Back before the crash, there was idle talk of refitting Columbia as an automated orbiter, with one possible mission being the dangerous one of putting Hubble in the cargo bay and returning it to earth.

Another ultimate irony is that shuttle will now only do ISS flights, which have an extreme profile due to the altitude, inclination, and direction of orbit -- all of which were pretty much required by adding Russian participation, due to the limitations of Russian launch capability mainly at Baikonur (which isn't even in Russia anymore -- it's in Kazakstan). The ISS launches -- especially with station components -- place extra stress on the orbiters and are infamously limited to a few-minutes' window each day (and now, post-CAIB, they apparently won't even do the night flights, reducing options even more).

It's all a sad end for what was designed as an enormously versatile vehicle.
posted by dhartung at 10:41 PM on January 29, 2004

There's no money for the science that is currently working.
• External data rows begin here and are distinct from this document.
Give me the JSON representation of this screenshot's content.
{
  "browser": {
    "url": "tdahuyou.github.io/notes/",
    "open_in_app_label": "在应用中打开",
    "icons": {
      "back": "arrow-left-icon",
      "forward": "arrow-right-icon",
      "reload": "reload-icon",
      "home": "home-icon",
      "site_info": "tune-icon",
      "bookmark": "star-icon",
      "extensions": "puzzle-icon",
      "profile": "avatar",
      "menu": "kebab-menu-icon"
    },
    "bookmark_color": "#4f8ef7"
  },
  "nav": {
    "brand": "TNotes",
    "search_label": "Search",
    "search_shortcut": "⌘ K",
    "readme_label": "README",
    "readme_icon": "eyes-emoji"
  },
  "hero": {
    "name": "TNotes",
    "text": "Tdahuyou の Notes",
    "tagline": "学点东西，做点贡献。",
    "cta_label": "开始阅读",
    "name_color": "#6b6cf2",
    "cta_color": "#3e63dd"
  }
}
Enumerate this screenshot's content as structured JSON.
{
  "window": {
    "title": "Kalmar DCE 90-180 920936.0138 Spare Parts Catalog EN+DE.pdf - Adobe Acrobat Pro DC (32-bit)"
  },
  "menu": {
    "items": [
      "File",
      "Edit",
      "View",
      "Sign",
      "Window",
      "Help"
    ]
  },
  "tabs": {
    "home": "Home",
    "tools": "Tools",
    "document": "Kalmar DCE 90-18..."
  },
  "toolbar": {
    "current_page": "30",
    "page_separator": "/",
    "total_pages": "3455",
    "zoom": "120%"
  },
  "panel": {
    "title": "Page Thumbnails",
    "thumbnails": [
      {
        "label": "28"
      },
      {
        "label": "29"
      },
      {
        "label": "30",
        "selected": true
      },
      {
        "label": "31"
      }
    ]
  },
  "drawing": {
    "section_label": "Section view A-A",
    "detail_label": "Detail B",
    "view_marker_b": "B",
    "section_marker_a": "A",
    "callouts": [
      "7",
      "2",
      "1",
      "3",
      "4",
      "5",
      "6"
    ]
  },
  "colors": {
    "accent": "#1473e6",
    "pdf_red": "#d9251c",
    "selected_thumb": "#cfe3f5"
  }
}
Hendrik Hertzberg says something similar in The New Yorker this week:
”Another couple of billion is to be cannibalized out of the existing space budget. This kind of money will get no one to Mars, but that isn’t to say that Bush’s project will yield no results. It has already led to the cancellation of maintenance on the Hubble Space Telescope, NASA’s most scientifically valuable project, which means that the Hubble will go blind in three or four years’ time. Bush’s 'New Vision' is a sharp stick in the eye.”